A deputada federal Gleisi Hoffmann (PT), candidata ao Senado pelo Paraná, anunciou que não irá comparecer ao debate do Plural marcado para a noite desta sexta-feira (11). Com isso, o debate será convertido automaticamente, conforme prevê a regra assinada pelas assessorias dos candidatos, numa entrevista com o candidato que manteve a sua participação, o deputado Filipe Barros (PL).
O evento faz parte de uma série de debates entre os principais candidatos ao Senado pelo estado e pretende colocar os postulantes ao cargo em conversas "mano a mano". O emparceiramento foi definido por sorteio, com a presença das assessorias dos políticos, em agosto.
A assessoria de Gleisi confirmou inicialmente a participação da deputada. Só nesta sexta, por meio de uma nota enviada ao Plural, a deputada cancelou sua ida ao debate alegando que o adversário tem sido excessivamente agressivo com ela.
"A conduta do candidato do PL é alicerçada no desrespeito, desinformação, promoção do discurso de ódio político, desqualificação pessoal e ataques dirigidos especificamente à condição de Gleisi como mulher, substituindo o debate qualificado sobre o Paraná por agressões pessoais", diz a nota.
A regra aceita pelas assessorias prevê que, em caso de ausência de um dos candidatos, o outro tem direito ao uso do tempo previsto para o evento para uma entrevista. Consultado pelo Plural, o deputado Filipe Barros disse que faz questão de usar esse tempo.

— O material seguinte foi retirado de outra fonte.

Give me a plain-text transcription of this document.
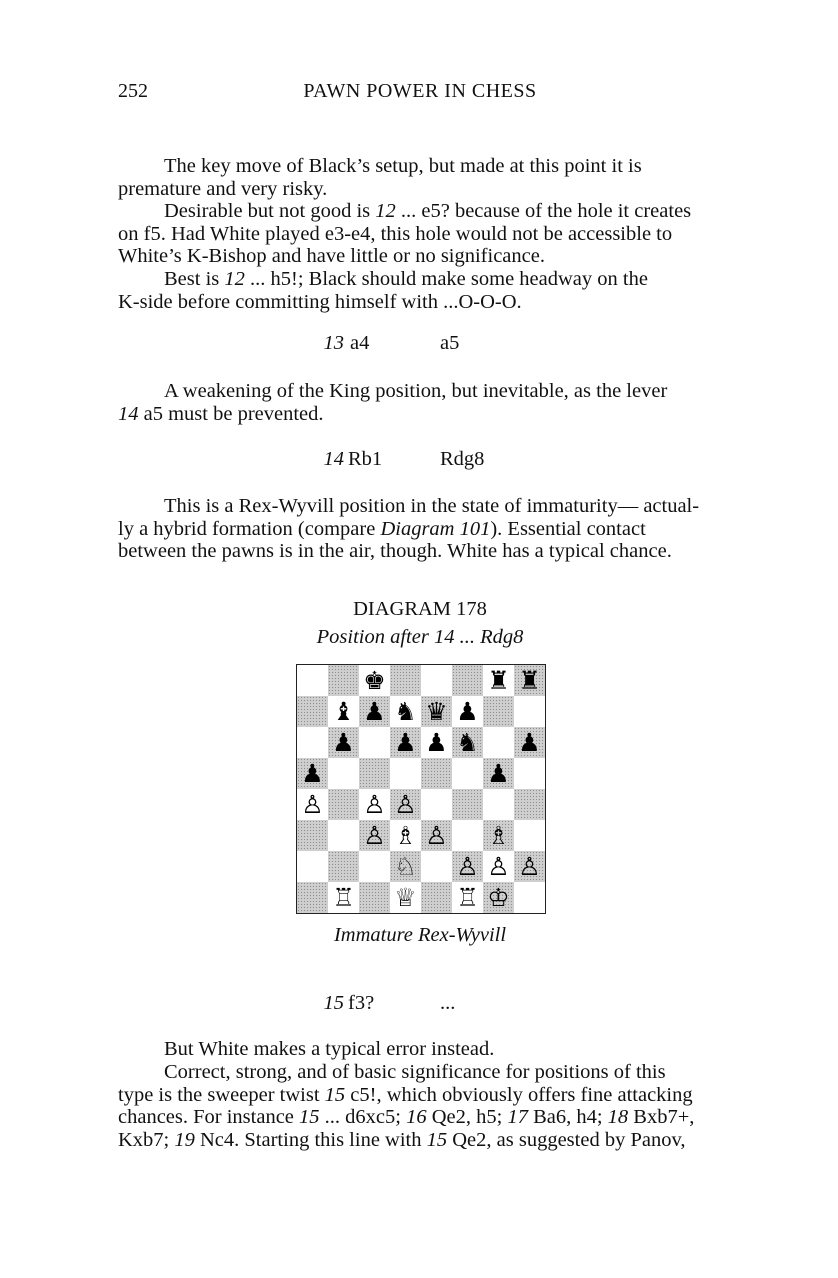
252	PAWN POWER IN CHESS
The key move of Black’s setup, but made at this point it is
premature and very risky.
Desirable but not good is 12 ... e5? because of the hole it creates
on f5. Had White played e3-e4, this hole would not be accessible to
White’s K-Bishop and have little or no significance.
Best is 12 ... h5!; Black should make some headway on the
K-side before committing himself with ...O-O-O.
13 a4	a5
A weakening of the King position, but inevitable, as the lever
14 a5 must be prevented.
14 Rb1	Rdg8
This is a Rex-Wyvill position in the state of immaturity— actual-
ly a hybrid formation (compare Diagram 101). Essential contact
between the pawns is in the air, though. White has a typical chance.
DIAGRAM 178
Position after 14 ... Rdg8
♚	♜ ♜
♝ ♟ ♞ ♛ ♟
♟ ♟ ♟ ♞ ♟
♟	♟
♙ ♙ ♙
♙ ♗ ♙ ♗
♘ ♙ ♙ ♙
♖ ♕ ♖ ♔
Immature Rex-Wyvill
15 f3?	...
But White makes a typical error instead.
Correct, strong, and of basic significance for positions of this
type is the sweeper twist 15 c5!, which obviously offers fine attacking
chances. For instance 15 ... d6xc5; 16 Qe2, h5; 17 Ba6, h4; 18 Bxb7+,
Kxb7; 19 Nc4. Starting this line with 15 Qe2, as suggested by Panov,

Na quinta-feira, a série de debates do Plural foi iniciada com um encontro entre os candidatos Cristina Graeml (PSD) e Dr. Rosinha (PT). O terceiro debate deve ser entre Deltan Dallagnol (Novo) e Alexandre Curi (PSD) e estava previsto inicialmente para esta semana, mas os dois candidatos pediram um reagendamento e uma nova data ainda deverá ser definida.
Leia a íntegra da nota da candidata Gleisi Hoffmann.
Nota ao Plural
A candidata ao Senado Gleisi Hoffmann comunica que não irá participar do debate “mano a mano” promovido pelo Plural nesta sexta-feira (11) com o candidato Filipe Barros. A conduta do candidato do PL é alicerçada no desrespeito, desinformação, promoção do discurso de ódio político, desqualificação pessoal e ataques dirigidos especificamente à condição de Gleisi como mulher, substituindo o debate qualificado sobre o Paraná por agressões pessoais. A postura inviabiliza qualquer debate qualificado, respeitoso e democrático que os eleitores do Paraná merecem.

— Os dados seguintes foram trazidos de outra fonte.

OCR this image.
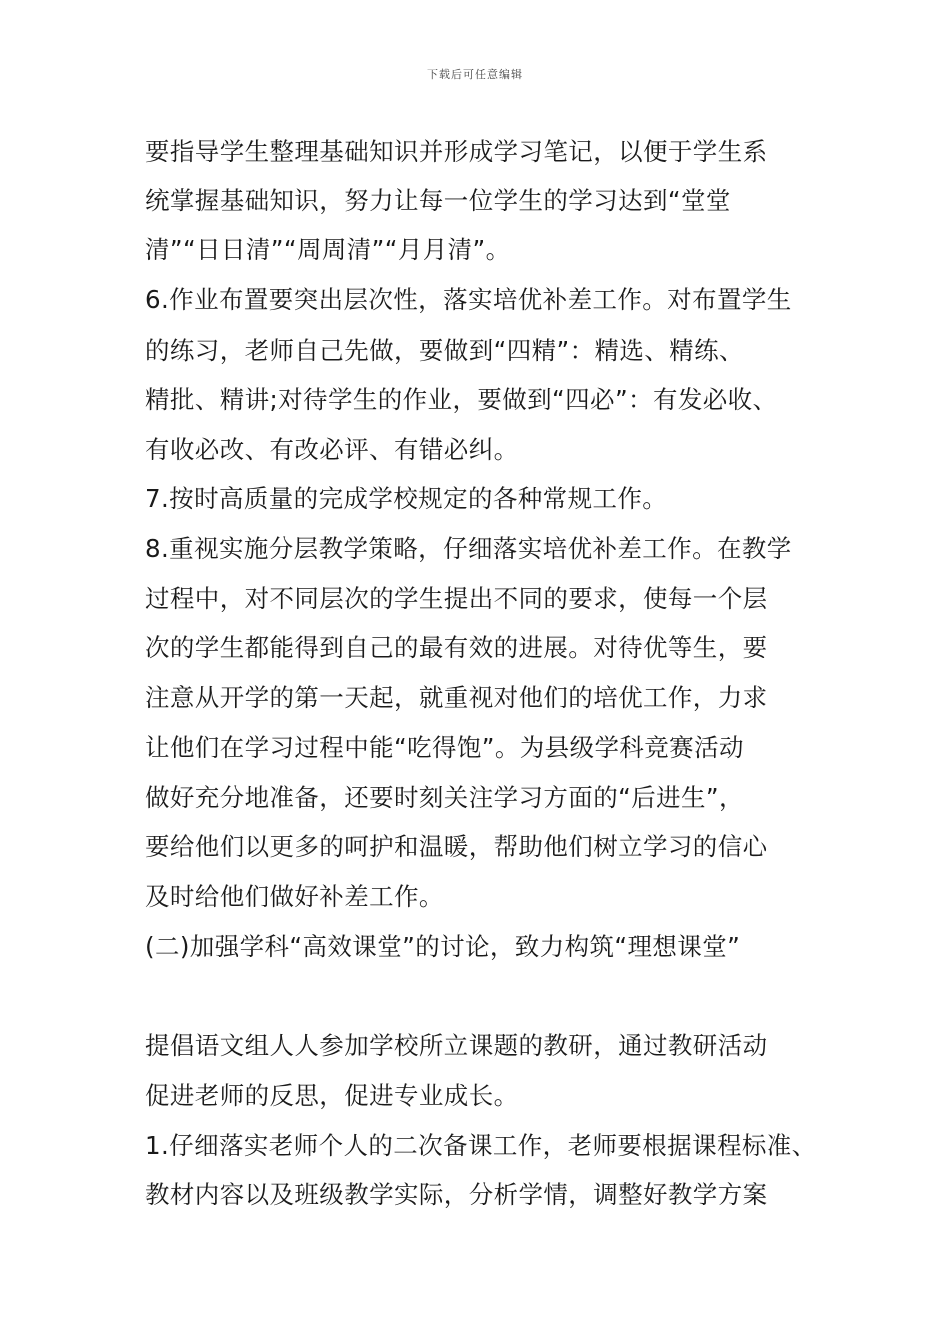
下载后可任意编辑
要指导学生整理基础知识并形成学习笔记，以便于学生系
统掌握基础知识，努力让每一位学生的学习达到“堂堂
清”“日日清”“周周清”“月月清”。
6.作业布置要突出层次性，落实培优补差工作。对布置学生
的练习，老师自己先做，要做到“四精”：精选、精练、
精批、精讲;对待学生的作业，要做到“四必”：有发必收、
有收必改、有改必评、有错必纠。
7.按时高质量的完成学校规定的各种常规工作。
8.重视实施分层教学策略，仔细落实培优补差工作。在教学
过程中，对不同层次的学生提出不同的要求，使每一个层
次的学生都能得到自己的最有效的进展。对待优等生，要
注意从开学的第一天起，就重视对他们的培优工作，力求
让他们在学习过程中能“吃得饱”。为县级学科竞赛活动
做好充分地准备，还要时刻关注学习方面的“后进生”，
要给他们以更多的呵护和温暖，帮助他们树立学习的信心
及时给他们做好补差工作。
(二)加强学科“高效课堂”的讨论，致力构筑“理想课堂”
提倡语文组人人参加学校所立课题的教研，通过教研活动
促进老师的反思，促进专业成长。
1.仔细落实老师个人的二次备课工作，老师要根据课程标准、
教材内容以及班级教学实际，分析学情，调整好教学方案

Filipe Barros já sofreu diversas sanções do Tribunal Regional Eleitoral do Paraná (TRE-PR), que determinpou a retirada das redes sociais de conteúdos com ataques contra Gleisi e o pagamento de R$ 50 mil de multa (autos 0600669-43, 0600670-28, 0600671-13). Existem ainda cinco processos de conteúdo similar aguardando julgamento. Ainda assim, os ataques não pararam. Ontem (10) a Justiça Eleitoral determinou a exclusão de um vídeo manipulado em que o candidato criou “diálogo artificial” para atacar Gleisi. Segundo o TRE-PR, a montagem “simula a admissão do cometimento de graves ilícitos penais”, ultrapassa os limites da crítica política e caracteriza conteúdo “manipulado e gravemente descontextualizado”.

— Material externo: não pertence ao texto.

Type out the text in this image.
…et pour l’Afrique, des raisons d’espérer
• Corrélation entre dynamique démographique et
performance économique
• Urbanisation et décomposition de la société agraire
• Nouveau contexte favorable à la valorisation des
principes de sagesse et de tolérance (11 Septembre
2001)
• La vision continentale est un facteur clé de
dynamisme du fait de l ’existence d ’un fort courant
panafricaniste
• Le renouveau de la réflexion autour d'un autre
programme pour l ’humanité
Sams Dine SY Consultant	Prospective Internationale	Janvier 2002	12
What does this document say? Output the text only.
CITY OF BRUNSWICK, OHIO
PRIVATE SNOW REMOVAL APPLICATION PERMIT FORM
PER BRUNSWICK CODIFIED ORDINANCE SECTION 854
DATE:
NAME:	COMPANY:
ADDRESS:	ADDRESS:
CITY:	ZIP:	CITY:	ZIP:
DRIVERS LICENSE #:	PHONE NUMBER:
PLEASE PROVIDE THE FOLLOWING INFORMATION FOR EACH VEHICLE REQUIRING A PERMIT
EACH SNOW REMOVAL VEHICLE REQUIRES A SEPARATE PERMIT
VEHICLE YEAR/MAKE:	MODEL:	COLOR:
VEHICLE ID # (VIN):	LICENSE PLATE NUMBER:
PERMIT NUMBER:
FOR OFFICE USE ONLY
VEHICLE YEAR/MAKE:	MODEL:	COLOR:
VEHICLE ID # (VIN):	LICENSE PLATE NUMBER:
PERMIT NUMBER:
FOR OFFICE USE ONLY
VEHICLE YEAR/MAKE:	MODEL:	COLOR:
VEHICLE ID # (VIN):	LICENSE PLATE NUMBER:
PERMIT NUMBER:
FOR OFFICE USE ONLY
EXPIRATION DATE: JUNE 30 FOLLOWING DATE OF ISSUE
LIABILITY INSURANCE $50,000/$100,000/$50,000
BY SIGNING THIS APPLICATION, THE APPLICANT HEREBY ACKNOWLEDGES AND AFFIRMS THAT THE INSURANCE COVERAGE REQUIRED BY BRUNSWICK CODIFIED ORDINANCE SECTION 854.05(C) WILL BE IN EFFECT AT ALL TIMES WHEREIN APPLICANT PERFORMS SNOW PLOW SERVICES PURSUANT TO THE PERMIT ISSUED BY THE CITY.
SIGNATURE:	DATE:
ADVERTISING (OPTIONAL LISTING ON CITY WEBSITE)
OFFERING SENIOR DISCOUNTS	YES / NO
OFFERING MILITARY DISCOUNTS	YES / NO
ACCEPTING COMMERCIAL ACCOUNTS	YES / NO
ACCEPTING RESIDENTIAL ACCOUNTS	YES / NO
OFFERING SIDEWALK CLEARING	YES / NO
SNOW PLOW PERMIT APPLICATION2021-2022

Os ataques sistemáticos demonstram que o candidato optou construir sua campanha com base em ofensas com a finalidade de viralizar nas redes sociais, como a mobilização de um grupo de apoiadores para ofender a candidata na chegada do debate da Band Paraná nesta semana. Esta conduta contrasta radicalmente com a trajetória política e pessoal de Gleisi, marcada pelo diálogo e construção democrática com a imprensa, setor produtivo, forças políticas e sociais do Paraná e do Brasil.